THUMOS large scale action recognition challenge: MICC ranked #2

Thumos ICCV Workshop on Action Recognition with a Large Number of Classes

MICC ranked #2 in the 2013 THUMOS large scale action recognition challenge. The THUMOS challenge is part of the First International Workshop on Action Recognition with a Large Number of Classes. The objective is to address for the first time the task of large scale action recognition with 101 actions classes appearing in a total of 13,320 video clips extracted from YouTube.

For this competition we built a bag-of-features pipeline based on a variety of features extracted from both video and keyframe modalities. In addition to the quantized, hard-assigned features provided by the organizers, we extracted local HOG and Motion Boundary Histogram (MBH) descriptors aligned with dense trajectories in video to capture motion. We encode them as Fisher vectors.

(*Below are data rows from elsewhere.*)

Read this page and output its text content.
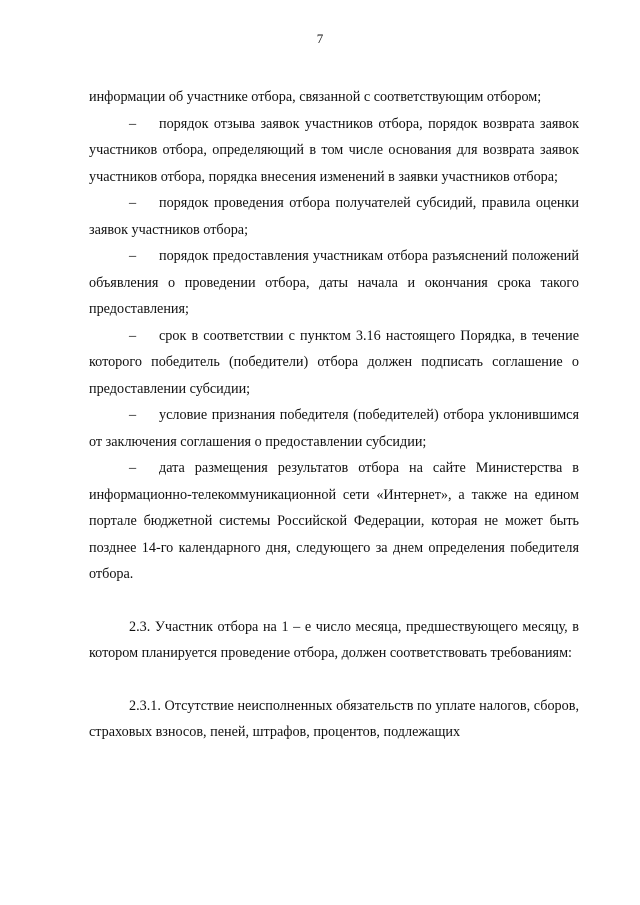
7

информации об участнике отбора, связанной с соответствующим отбором;

– порядок отзыва заявок участников отбора, порядок возврата заявок участников отбора, определяющий в том числе основания для возврата заявок участников отбора, порядка внесения изменений в заявки участников отбора;

– порядок проведения отбора получателей субсидий, правила оценки заявок участников отбора;

– порядок предоставления участникам отбора разъяснений положений объявления о проведении отбора, даты начала и окончания срока такого предоставления;

– срок в соответствии с пунктом 3.16 настоящего Порядка, в течение которого победитель (победители) отбора должен подписать соглашение о предоставлении субсидии;

– условие признания победителя (победителей) отбора уклонившимся от заключения соглашения о предоставлении субсидии;

– дата размещения результатов отбора на сайте Министерства в информационно-телекоммуникационной сети «Интернет», а также на едином портале бюджетной системы Российской Федерации, которая не может быть позднее 14-го календарного дня, следующего за днем определения победителя отбора.

2.3. Участник отбора на 1 – е число месяца, предшествующего месяцу, в котором планируется проведение отбора, должен соответствовать требованиям:

2.3.1. Отсутствие неисполненных обязательств по уплате налогов, сборов, страховых взносов, пеней, штрафов, процентов, подлежащих
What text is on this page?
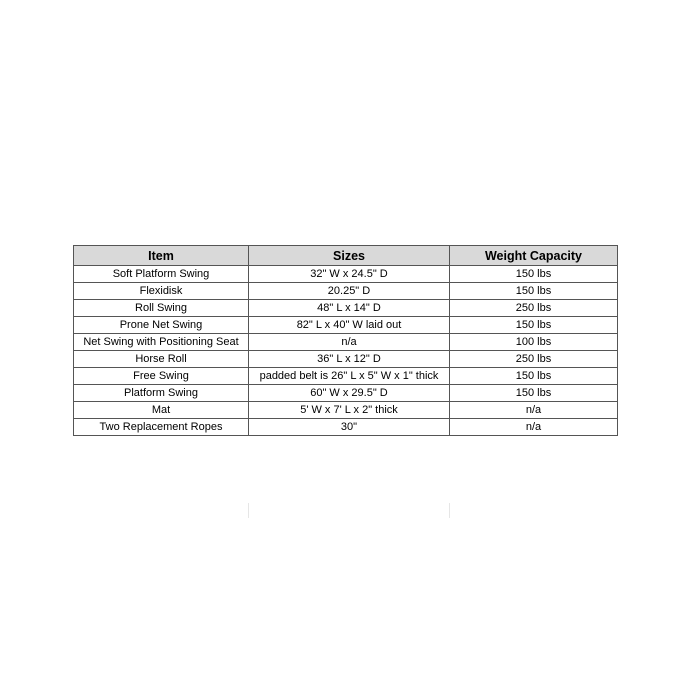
Item	Sizes	Weight Capacity
Soft Platform Swing	32" W x 24.5" D	150 lbs
Flexidisk	20.25" D	150 lbs
Roll Swing	48" L x 14" D	250 lbs
Prone Net Swing	82" L x 40" W laid out	150 lbs
Net Swing with Positioning Seat	n/a	100 lbs
Horse Roll	36" L x 12" D	250 lbs
Free Swing	padded belt is 26" L x 5" W x 1" thick	150 lbs
Platform Swing	60" W x 29.5" D	150 lbs
Mat	5' W x 7' L x 2" thick	n/a
Two Replacement Ropes	30"	n/a
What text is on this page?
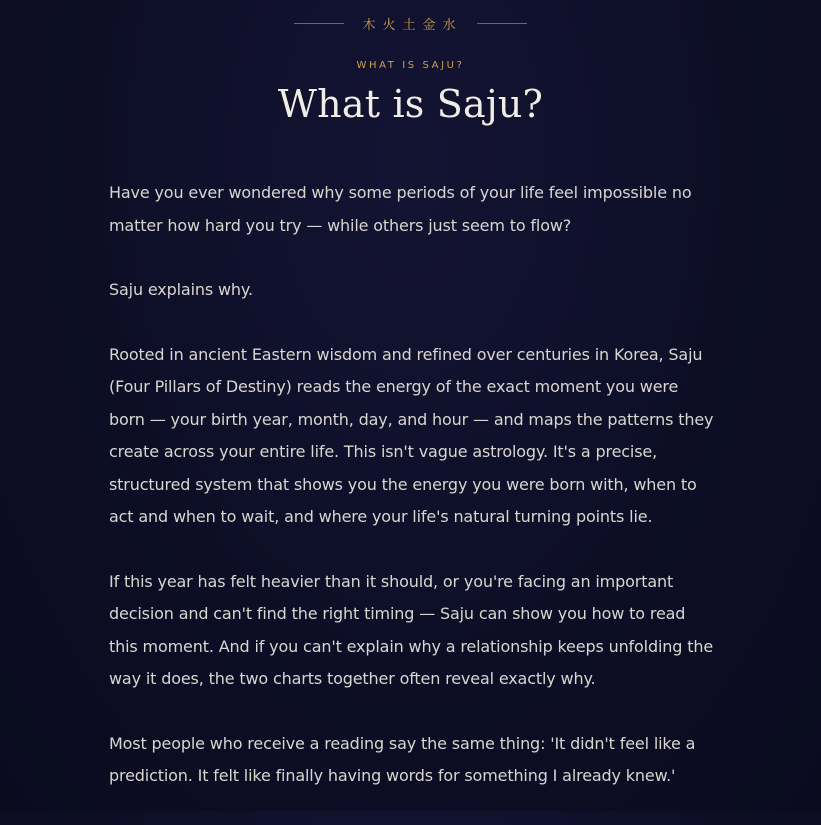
木火土金水
WHAT IS SAJU?
What is Saju?

Have you ever wondered why some periods of your life feel impossible no matter how hard you try — while others just seem to flow?

Saju explains why.

Rooted in ancient Eastern wisdom and refined over centuries in Korea, Saju (Four Pillars of Destiny) reads the energy of the exact moment you were born — your birth year, month, day, and hour — and maps the patterns they create across your entire life. This isn't vague astrology. It's a precise, structured system that shows you the energy you were born with, when to act and when to wait, and where your life's natural turning points lie.

If this year has felt heavier than it should, or you're facing an important decision and can't find the right timing — Saju can show you how to read this moment. And if you can't explain why a relationship keeps unfolding the way it does, the two charts together often reveal exactly why.

Most people who receive a reading say the same thing: 'It didn't feel like a prediction. It felt like finally having words for something I already knew.'
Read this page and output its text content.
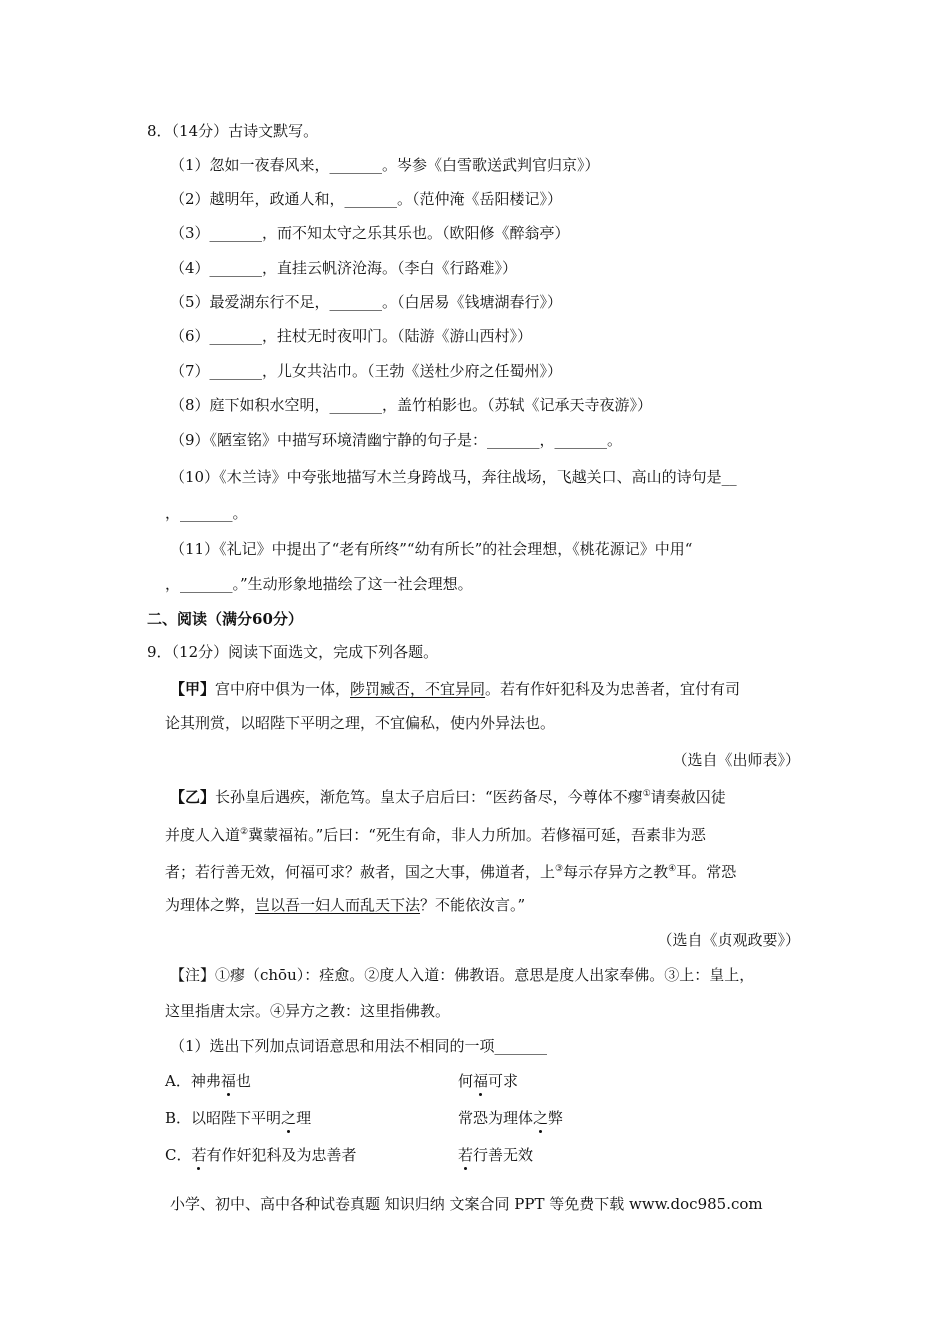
8．（14分）古诗文默写。
（1）忽如一夜春风来，_______。岑参《白雪歌送武判官归京》）
（2）越明年，政通人和，_______。（范仲淹《岳阳楼记》）
（3）_______，而不知太守之乐其乐也。（欧阳修《醉翁亭）
（4）_______，直挂云帆济沧海。（李白《行路难》）
（5）最爱湖东行不足，_______。（白居易《钱塘湖春行》）
（6）_______，拄杖无时夜叩门。（陆游《游山西村》）
（7）_______，儿女共沾巾。（王勃《送杜少府之任蜀州》）
（8）庭下如积水空明，_______，盖竹柏影也。（苏轼《记承天寺夜游》）
（9）《陋室铭》中描写环境清幽宁静的句子是：_______，_______。
（10）《木兰诗》中夸张地描写木兰身跨战马，奔往战场，飞越关口、高山的诗句是__
，_______。
（11）《礼记》中提出了“老有所终”“幼有所长”的社会理想，《桃花源记》中用“
，_______。”生动形象地描绘了这一社会理想。
二、阅读（满分60分）
9．（12分）阅读下面选文，完成下列各题。
【甲】宫中府中俱为一体，陟罚臧否，不宜异同。若有作奸犯科及为忠善者，宜付有司
论其刑赏，以昭陛下平明之理，不宜偏私，使内外异法也。
（选自《出师表》）
【乙】长孙皇后遇疾，渐危笃。皇太子启后曰：“医药备尽，今尊体不瘳①请奏赦囚徒
并度人入道②冀蒙福祐。”后曰：“死生有命，非人力所加。若修福可延，吾素非为恶
者；若行善无效，何福可求？赦者，国之大事，佛道者，上③每示存异方之教④耳。常恐
为理体之弊，岂以吾一妇人而乱天下法？不能依汝言。”
（选自《贞观政要》）
【注】①瘳（chōu）：痊愈。②度人入道：佛教语。意思是度人出家奉佛。③上：皇上，
这里指唐太宗。④异方之教：这里指佛教。
（1）选出下列加点词语意思和用法不相同的一项_______
A．神弗福也	何福可求
B．以昭陛下平明之理	常恐为理体之弊
C．若有作奸犯科及为忠善者	若行善无效
小学、初中、高中各种试卷真题 知识归纳 文案合同 PPT 等免费下载 www.doc985.com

To represent action-specific scene context, we compute local SIFT pyramids on grayscale (P-SIFT) and opponent color keyframes (P-OSIFT) extracted as the central frame of each clip. From all these features we built a bag-of-features pipeline using late classifier fusion to combine scores of individual classifier outputs. We further used two complementary techniques that improve on the basic baseline with late fusion. First, we improve accuracy by using L1-regularized logistic regression (L1LRS) for stacking classifier outputs. Second, we show how with a Conditional Random Field (CRF) we can perform transductive labeling of test samples to further improve classification performance. Using our features we improve on those provided by the contest organizers by 8%, and after incorporating L1LRS and the CRF by more than 11%, reaching a final classification accuracy of 85.7%.